1. Use the Shared Activities Principle.

Uzzi and Dunlap write that “potent networks are…forged through…relatively high-stakes activites that connect you with diverse others.” These include:

  • sports teams
  • community service ventures
  • interdepartmental initiatives
  • voluntary associations
  • cross-functional teams
  • charitable foundations

But these activities must “[1] evoke passion in participants, [2] necessitate interdependence, and [3] have something at stake.” Uzzi & Dunlap further explain that, instead of running independently, it’s better to join a running club. Or, better yet, train for a marathon or some competition where something is at stake.

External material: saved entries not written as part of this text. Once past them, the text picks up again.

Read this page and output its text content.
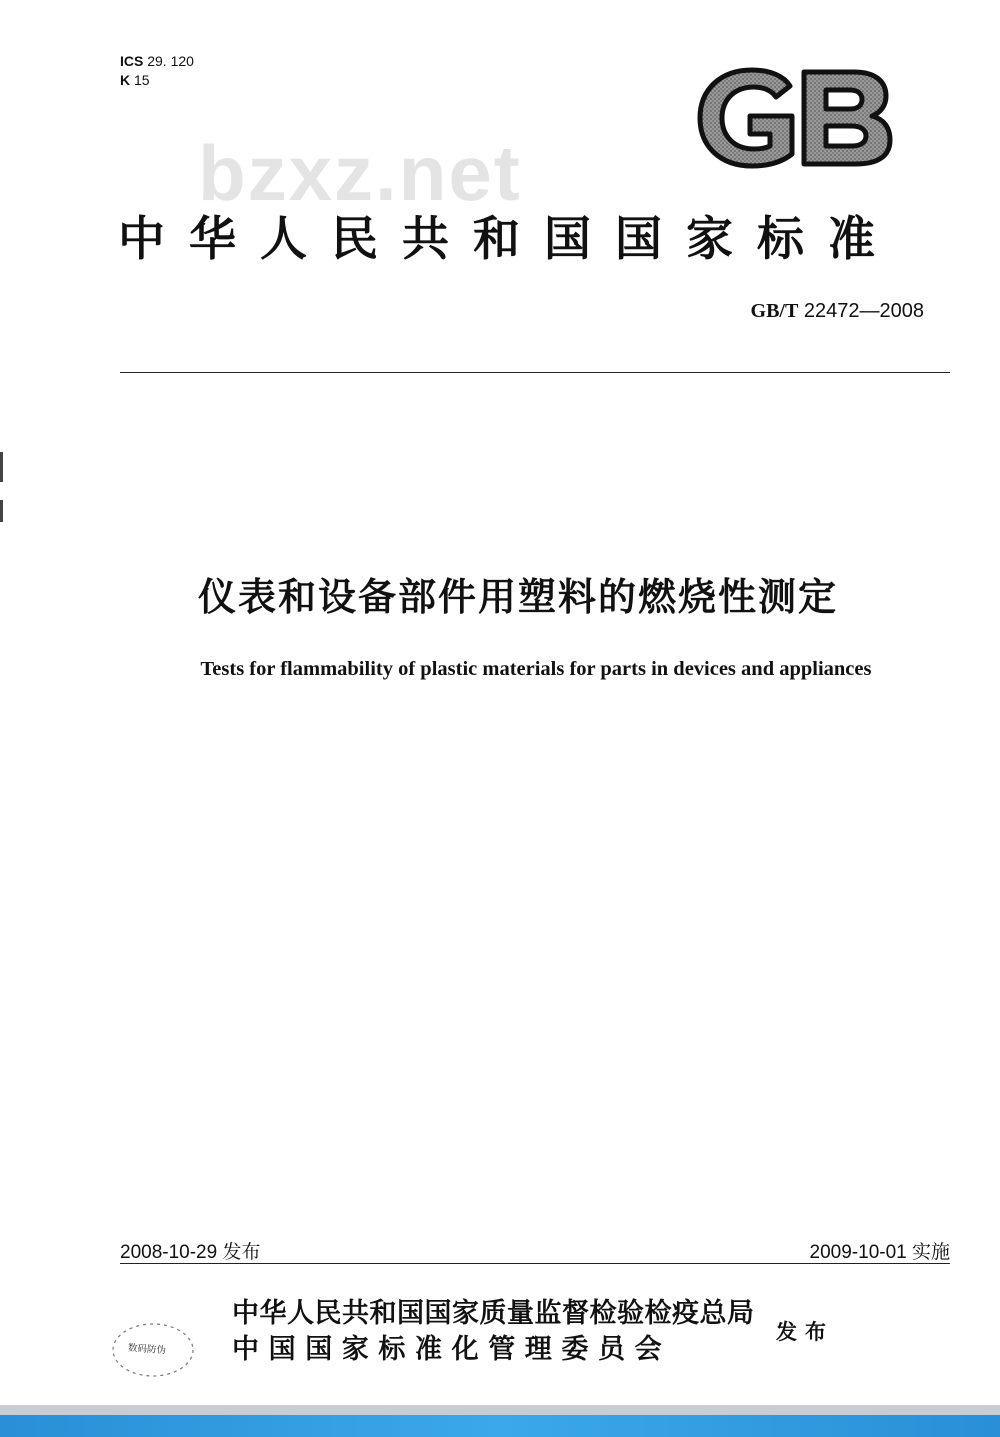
ICS 29. 120
K 15
bzxz.net
中华人民共和国国家标准
GB/T 22472—2008
仪表和设备部件用塑料的燃烧性测定
Tests for flammability of plastic materials for parts in devices and appliances
2008-10-29 发布	2009-10-01 实施
数码防伪
中华人民共和国国家质量监督检验检疫总局
中国国家标准化管理委员会
发布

I’ve been trying to work on this myself, with a project with tech leaders in Sacramento as well as other departments at UC Davis, along with keeping in touch with residents at other institutions and being as helpful as I can for their careers.

2. Find brokers, but not at the top.

Find people who are well-connected information brokers — again, people who connect disparate groups of people. But find those who are not necessarily at the top, since “positions of formal authority [are] the places where everyone else looks.”

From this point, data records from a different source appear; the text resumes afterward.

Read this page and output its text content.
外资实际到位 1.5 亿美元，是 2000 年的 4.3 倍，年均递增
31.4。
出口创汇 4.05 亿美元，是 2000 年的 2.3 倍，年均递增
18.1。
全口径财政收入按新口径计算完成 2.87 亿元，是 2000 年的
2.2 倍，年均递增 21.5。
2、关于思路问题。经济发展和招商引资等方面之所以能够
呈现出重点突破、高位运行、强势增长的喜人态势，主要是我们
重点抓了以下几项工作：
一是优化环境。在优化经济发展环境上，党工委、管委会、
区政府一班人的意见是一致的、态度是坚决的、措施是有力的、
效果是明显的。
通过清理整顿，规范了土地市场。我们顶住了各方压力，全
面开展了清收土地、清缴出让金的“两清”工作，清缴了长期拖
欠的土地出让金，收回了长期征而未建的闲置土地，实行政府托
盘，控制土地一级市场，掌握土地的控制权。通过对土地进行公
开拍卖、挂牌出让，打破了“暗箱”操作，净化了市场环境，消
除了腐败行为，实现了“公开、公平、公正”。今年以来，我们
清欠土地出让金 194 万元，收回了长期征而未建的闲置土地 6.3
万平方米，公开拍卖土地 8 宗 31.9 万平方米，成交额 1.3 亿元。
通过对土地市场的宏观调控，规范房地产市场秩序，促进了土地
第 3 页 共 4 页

Keith Ferrazzi in his book Never Eat Alone say that people such as the gatekeeper — administrative assistants, people who work for a leader, or anyone who is in close contact with the one you want to reach — are important people:

First, make the gatekeeper an ally rather than an adversary. And never, ever get on his or her bad side… In fact, they are associates and lifelines.

(I myself admit I haven’t done this much or actively tried to. I tend to treat everyone nicely, including administrative assistants, and do have a tendency to make friends with those in my peer group and especially with similar personalities.)

Tell me what other ways you’ve found yourself with a slump in your networking efforts. I’d love to hear your thoughts.